STAN Varga was the last Sunderland centre-half to enjoy a dream opening-day debut against Arsenal.
While Carlos Cuellar hardly left Alan Hansen gushing with a display of 70-yard crossfield passes, neither was there an impression at the Emirates on Saturday that this was a one-off which the Spaniard will struggle to live up to.
Sunderland’s Bosman summer signings haven’t necessarily captivated public imagination on Wearside.
Louis Saha is a much-needed experienced addition to the frontline – albeit, from Martin O’Neill’s own admission, one who must be the first of two new strikers – while Cuellar is a solid performer who was nevertheless part of an Aston Villa side that toiled last season.
But Cuellar was one of the few to show some form during pre-season and continued that in the scalding heat of North London with an exemplary display of anticipation and interception.
Sunderland’s set-up suited both Cuellar and central defensive partner John O’Shea, with O’Neill typically setting the Black Cats up to make the most of the experience and nous at the heart of his back four.
The Black Cats’ defensive line seldom strayed much further forward than the edge of their own penalty area, thus denying the Gunners the chance to unleash their speedsters in behind.
Theo Walcott broke away from O’Shea down the inside right-hand channel just before the interval – only to be denied by Kieran Richardson’s last-gasp interception – and Olivier Giroud sliced horribly wide in the second half after being slipped in.
But they were the rare moments when Sunderland’s central defenders were left scrambling.
For the most part, it was that oh-so familiar tale from Arsenal – the slick pass and move ultimately complemented by a lack of ideas and a panicked effort from the edge of the area which couldn’t thread the eye of the needle.
The most encouraging aspect of Cuellar’s display, though, was his knack of reading the game.
Three times in the first half, he was put under needless pressure through misplaced passes from Seb Larsson or Fraizer Campbell and on each occasion he shrugged the danger off with a timely, unflustered challenge.
When Arsene Wenger’s side took a punt on pushing numbers into the box and participating in a spot of penalty area pinball, too, Cuellar was similarly alert – mopping up the scraps and clearing his lines in a way his predecessor Michael Turner never quite managed.
An opening-day stalemate was a success for the collective rather than the individual though and Cuellar didn’t have to look too far up the pitch for fellow success stories.

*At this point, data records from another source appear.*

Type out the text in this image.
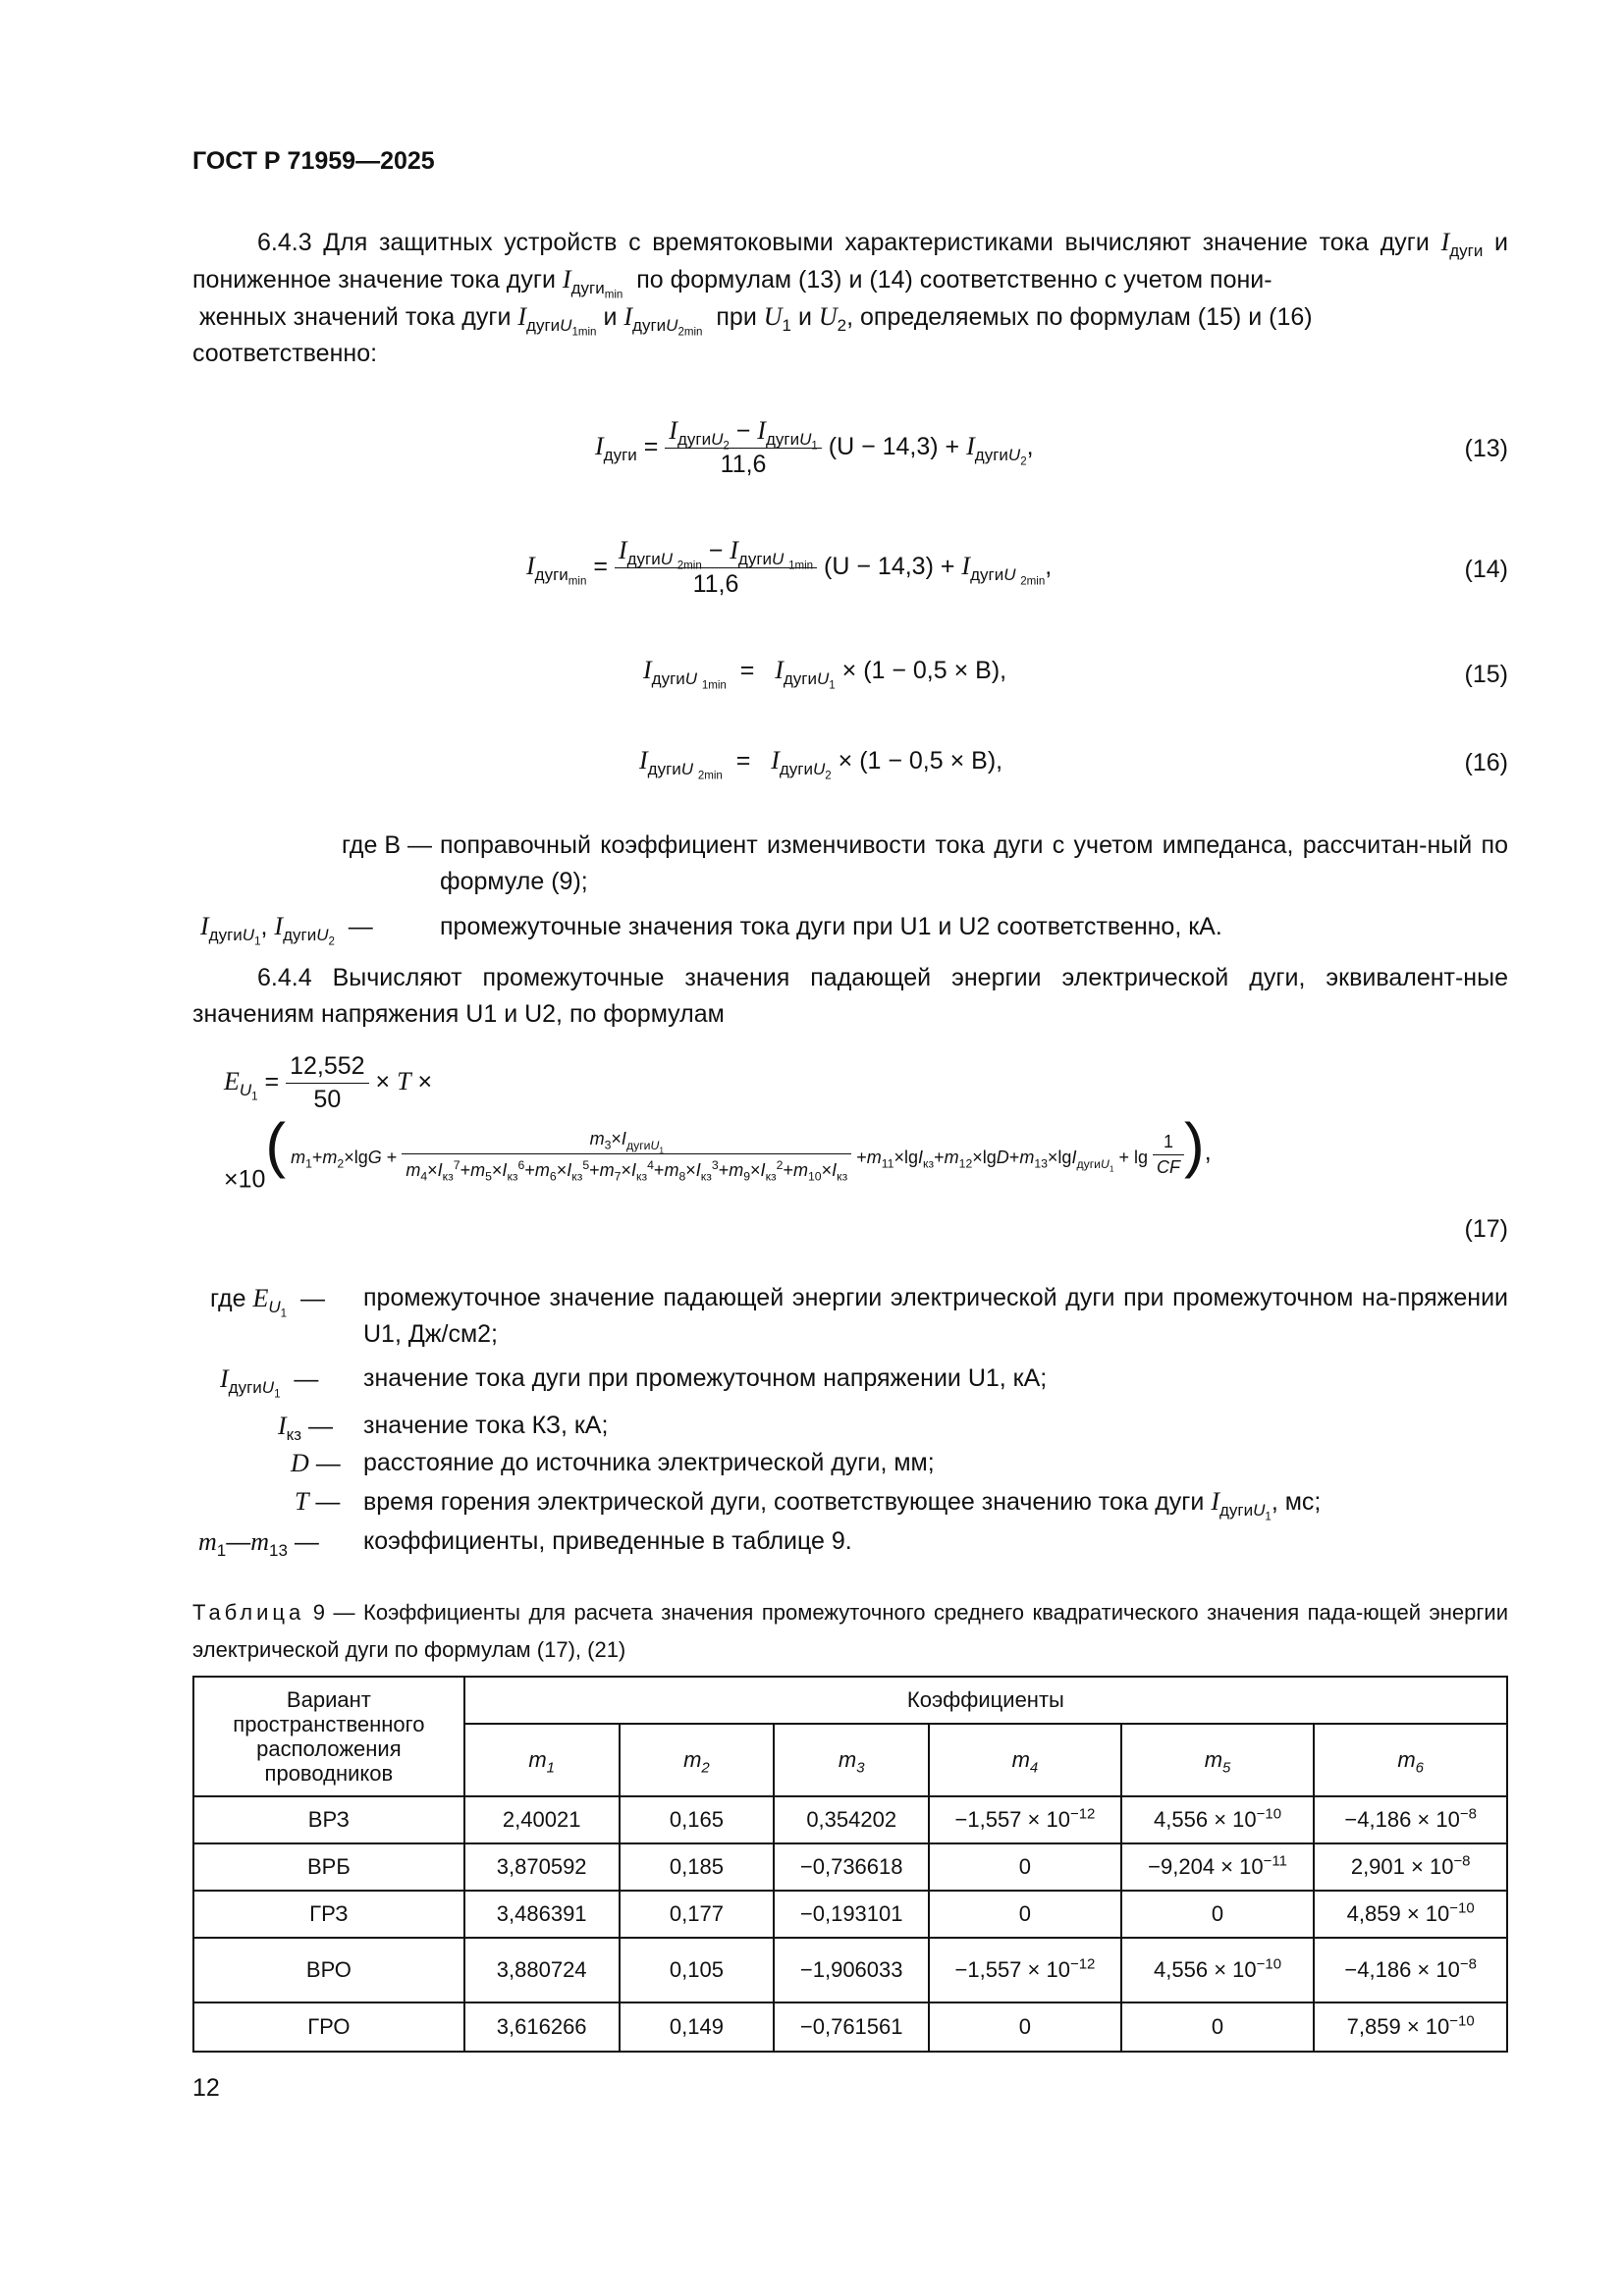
ГОСТ Р 71959—2025
6.4.3 Для защитных устройств с времятоковыми характеристиками вычисляют значение тока дуги $I_{дуги}$ и пониженное значение тока дуги $I_{дуги_{min}}$  по формулам (13) и (14) соответственно с учетом пони-
женных значений тока дуги $I_{дугиU_{1min}}$ и $I_{дугиU_{2min}}$  при $U_1$ и $U_2$, определяемых по формулам (15) и (16)
соответственно:
$I_{дуги} = \frac{I_{дугиU_2} - I_{дугиU_1}}{11,6} (U - 14,3) + I_{дугиU_2}$,	(13)
$I_{дуги_{min}} = \frac{I_{дугиU _{2min}} - I_{дугиU _{1min}}}{11,6} (U - 14,3) + I_{дугиU _{2min}}$,	(14)
$I_{дугиU _{1min}} = I_{дугиU_1} \times (1 - 0,5 \times B)$,	(15)
$I_{дугиU _{2min}} = I_{дугиU_2} \times (1 - 0,5 \times B)$,	(16)
где B — поправочный коэффициент изменчивости тока дуги с учетом импеданса, рассчитан-ный по формуле (9);
$I_{дугиU_1}$, $I_{дугиU_2}$  —	промежуточные значения тока дуги при U1 и U2 соответственно, кА.
6.4.4 Вычисляют промежуточные значения падающей энергии электрической дуги, эквивалент-ные значениям напряжения U1 и U2, по формулам
$E_{U_1} = \frac{12,552}{50} \times T$ ×
×10( $m_1+m_2\times\lg G + \frac{m_3\times I_{дугиU_1}}{m_4\times I_{кз}^7+m_5\times I_{кз}^6+m_6\times I_{кз}^5+m_7\times I_{кз}^4+m_8\times I_{кз}^3+m_9\times I_{кз}^2+m_{10}\times I_{кз}} +m_{11}\times\lg I_{кз}+m_{12}\times\lg D+m_{13}\times\lg I_{дугиU_1} + \lg \frac{1}{CF}$ ),
(17)
где $E_{U_1}$  — промежуточное значение падающей энергии электрической дуги при промежуточном на-пряжении U1, Дж/см2;
$I_{дугиU_1}$  — значение тока дуги при промежуточном напряжении U1, кА;
$I_{кз}$ — значение тока КЗ, кА;
D — расстояние до источника электрической дуги, мм;
T — время горения электрической дуги, соответствующее значению тока дуги $I_{дугиU_1}$, мс;
$m_1—m_{13}$ — коэффициенты, приведенные в таблице 9.
Таблица 9 — Коэффициенты для расчета значения промежуточного среднего квадратического значения пада-ющей энергии электрической дуги по формулам (17), (21)
Вариант пространственного расположения проводников	Коэффициенты					
	$m_1$	$m_2$	$m_3$	$m_4$	$m_5$	$m_6$
ВРЗ	2,40021	0,165	0,354202	$-1,557 \times 10^{-12}$	$4,556 \times 10^{-10}$	$-4,186 \times 10^{-8}$
ВРБ	3,870592	0,185	−0,736618	0	$-9,204 \times 10^{-11}$	$2,901 \times 10^{-8}$
ГРЗ	3,486391	0,177	−0,193101	0	0	$4,859 \times 10^{-10}$
ВРО	3,880724	0,105	−1,906033	$-1,557 \times 10^{-12}$	$4,556 \times 10^{-10}$	$-4,186 \times 10^{-8}$
ГРО	3,616266	0,149	−0,761561	0	0	$7,859 \times 10^{-10}$
12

O’Shea must now be considered as an out-and-out centre-half rather than a makeshift defender, while Richardson and Craig Gardner made light of Arsenal’s array of riches out wide.
Gardner was skinned by Gervinho as the Ivorian burst down the left-hand channel in the 19th minute, but that was his only blemish. Surely, while Phil Bardsley is convalescing, the former Birmingham City man is Sunderland’s best option at right-back.
Richardson, meanwhile, provides a quandary over the next fortnight.
The former Manchester United man always seems to revel against one-trick pony Theo Walcott when faced with a pure sprinting contest.
Alternative quality left-backs on the market are scarce, too, and even though Richardson has expressed a desire to end his five-year stay at the Stadium of Light, O’Neill is unlikely to consider any sale until a replacement is signed and sealed.
Walcott was the only player to try to inject some pace into Arsenal’s increasingly predictable approach in the second half, as the others wilted to a languid tempo in the heat.
But Richardson was never flustered – shepherding the England international into positions where he was forced to deliver his non-existent end product and then mopping up the danger in behind the centre-halves on the rare occasions when the ball bypassed them.
The only other fear for Sunderland was that Gunners debutant Santi Cazorla would conjure some magic in a jittery finale for the Black Cats.
The former Malaga man impressed and will shine in a month or so when he is more attuned to the Premier League.
He didn’t need too much of an induction course on Saturday, though, after being handed the floating role in behind ineffective fellow summer signings Lukas Podolski and then Giroud.
But gradually Lee Cattermole got a grip on Cazorla and was the dominant midfield figure in the second half, breaking up Arsenal’s rhythm and relieving the pressure on the Black Cats.
For all Cattermole’s tenacity and level-headedness in remaining on his feet though, the problem for the Sunderland skipper was that there was nothing to pick out going forward when he won the ball, beyond the opening half hour.
After Jack Colback’s forward bursts ceased, Stephane Sessegnon became leggy and was reduced to the roll of a stroller and James McClean’s attempts at creation resulted in him giving the ball away, O’Neill’s side crept into their defensive shell.
Sunderland were utterly redundant as an attacking force for the final two thirds of the game and that was the aspect of the display which was too predictable beforehand.
At the Emirates, against a richly-assembled new Arsenal attack, that was not such a concern. But against Reading and Swansea in the next two Premier League encounters, there won’t be such leeway.
O’Neill is trying to address that problem, though, and, for the moment at least, he can relish the sight of his side defending doggedly for a not-to-be underestimated morale-boosting opening-day point.